第16回物流パートナー会議─開会挨拶

タカラ物流システム(株)代表取締役社長

タカラ物流システム(株)

代表取締役社長

 

上坂 良秋

 本日は大変お忙しいなか、また遠方からも、弊社の物流パートナー会議にご出席をいただき誠に有り難うございます。
 お陰様でこの会議も第16回を迎えることができました。今回は、97社175名ものご出席があり、企業トップの方もたくさんご来席いただいておりますことに、改めて厚く御礼申し上げます。

 さて、日本経済は回復基調にありますが、一方で運送事業はますます厳しい経営環境となってまいりました。燃料費は高騰し、ドライバー不足や車両の確保難が顕在化するなか、安全への規制はますます厳しくなっております。業界から退場せざるを得ないという企業も出てきている状況です。

 私は、当社にとっても本年は「勝負の年」であると考えております。

■外販事業、新規事業の発展をめざす

 弊社の現況についてご報告致しますと、25年度はタカラ物流グループ全体では売上高が前年より増加し、207億円となりました。とくに外販比率が向上しています。

 また、新規事業は「島根のおいしい天然水」宅配事業が累計で1万2千台を突破したほか、木質チップレンガも12万個を売り上げるなど、順調な成績を見せております。皆様方にも大変お世話になりました。

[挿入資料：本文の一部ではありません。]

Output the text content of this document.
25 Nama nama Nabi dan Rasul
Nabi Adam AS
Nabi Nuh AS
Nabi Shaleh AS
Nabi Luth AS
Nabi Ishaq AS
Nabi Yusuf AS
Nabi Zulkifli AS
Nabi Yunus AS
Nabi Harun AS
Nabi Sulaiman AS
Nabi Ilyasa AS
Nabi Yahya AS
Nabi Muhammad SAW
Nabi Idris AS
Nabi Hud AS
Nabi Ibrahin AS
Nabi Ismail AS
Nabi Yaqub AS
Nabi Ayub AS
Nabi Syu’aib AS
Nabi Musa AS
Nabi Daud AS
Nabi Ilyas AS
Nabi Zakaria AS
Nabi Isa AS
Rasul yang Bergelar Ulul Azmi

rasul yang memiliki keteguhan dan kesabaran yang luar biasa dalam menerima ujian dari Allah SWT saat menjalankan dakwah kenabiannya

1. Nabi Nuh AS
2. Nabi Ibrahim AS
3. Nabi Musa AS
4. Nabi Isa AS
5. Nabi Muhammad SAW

 本年度は、水事業で新期に1万台、レンガは20万個を目標に掲げていきたいと考えております。このほか、総アルミ増トン車やLED照明、鳥害対策、軽油共同購入などの事業も、ますます発展させていく所存でおりますので、引き続きご協力をお願い申し上げます。

 

 弊社は「運送事業」「倉庫事業」「流通加工事業」「通販・販促物流事業」「関連事業」の5本の事業でやってまいりましたが、今後は新たな材料にも取り組み、水事業も加えて新規事業を6つめの柱として育てていきたいと考えております。詳細は、会議のなかで寺村からご報告します。

 

■「安全・品質・環境」なくして、企業の存続なし

上坂良秋タカラ物流システム代表取締役社長

 言うまでもなく、安全や環境・品質への取組みなくして運送事業の存続はできないと肝に銘じ、安全関連への対策は先行投資であると考えて取り組んでまいります。

 

 平成25年の厚生労働省統計では、陸上貨物運送事業における労働災害死者数は20%減少しているものの、負傷者はプラス2.5%と増加傾向にあり、年間1万4千人もの方が負傷しているのですから、これは大変なことです。弊社でもリスクアセスメント活動を展開し、作業でのリスクを点数化し対策をとっています。

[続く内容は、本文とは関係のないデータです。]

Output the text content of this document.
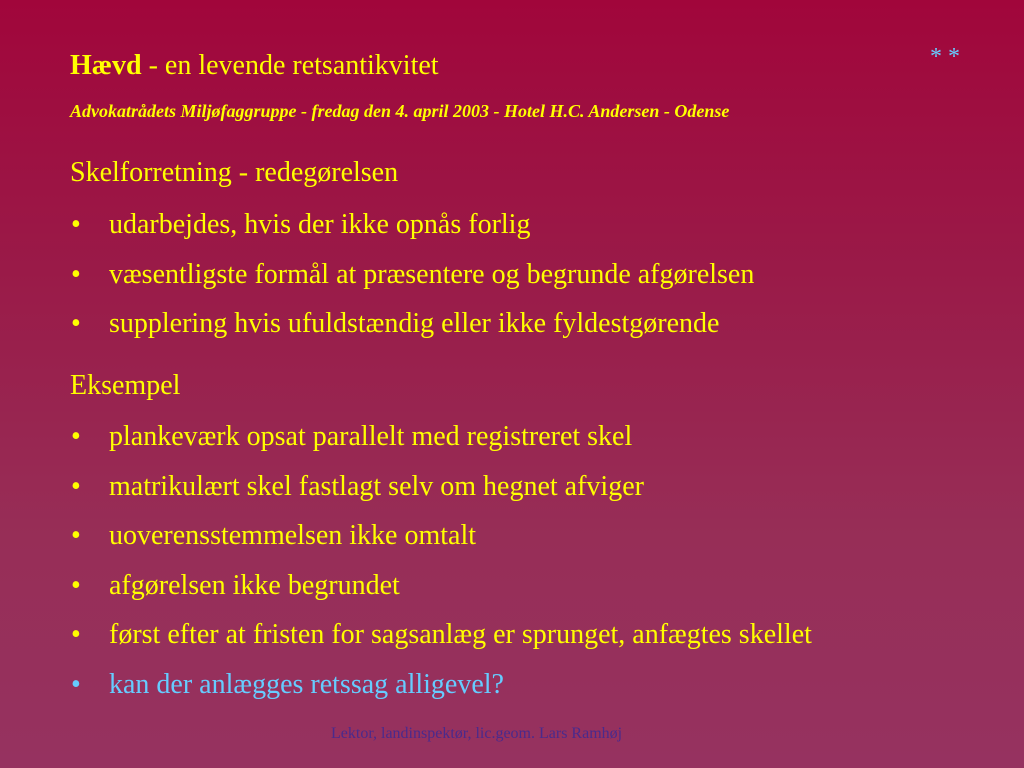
Hævd - en levende retsantikvitet	* *
Advokatrådets Miljøfaggruppe - fredag den 4. april 2003 - Hotel H.C. Andersen - Odense
Skelforretning - redegørelsen
• udarbejdes, hvis der ikke opnås forlig
• væsentligste formål at præsentere og begrunde afgørelsen
• supplering hvis ufuldstændig eller ikke fyldestgørende
Eksempel
• plankeværk opsat parallelt med registreret skel
• matrikulært skel fastlagt selv om hegnet afviger
• uoverensstemmelsen ikke omtalt
• afgørelsen ikke begrundet
• først efter at fristen for sagsanlæg er sprunget, anfægtes skellet
• kan der anlægges retssag alligevel?
Lektor, landinspektør, lic.geom. Lars Ramhøj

 品質面では、弊社は25年度に破損事故が増加し、この点を反省しております。

 

 不安全行動は98%まで予防できるという理論があり、100%の安全はないという話ですが、見方を変えれば、皆の知恵や努力で98%まで減らすことはできるということです。

 そのためには、現場の人達が考えて現場で納得できる指導など、現場に即した対策を繰り返し実施していくことが大切だと思います。また、物理的に危険を抑制する装置などの仕組みも取り入れていく努力が必要です。

 内容については、後ほど丸山常務からご説明しますが、良いものは共有して同業同士でスクラムを組み、安全・品質・環境対策を皆様と協力して進めていきたいと考えております。

 

 最後になりましたが、大谷將夫会長が今月27日で退任されることになりましたことをご報告します。2000年の当社設立以来、代表取締役を務められ、弊社をここまで大きく育て上げていただいた会長が去られることは我々にとって大きな痛手です。

 残された私たちタカラ物流システム(株)グループの社員一同は、大谷会長の志をつぎ、一丸となってチャレンジして参りますので、今後とも皆様のご指導・ご鞭撻をよろしくお願い申し上げます。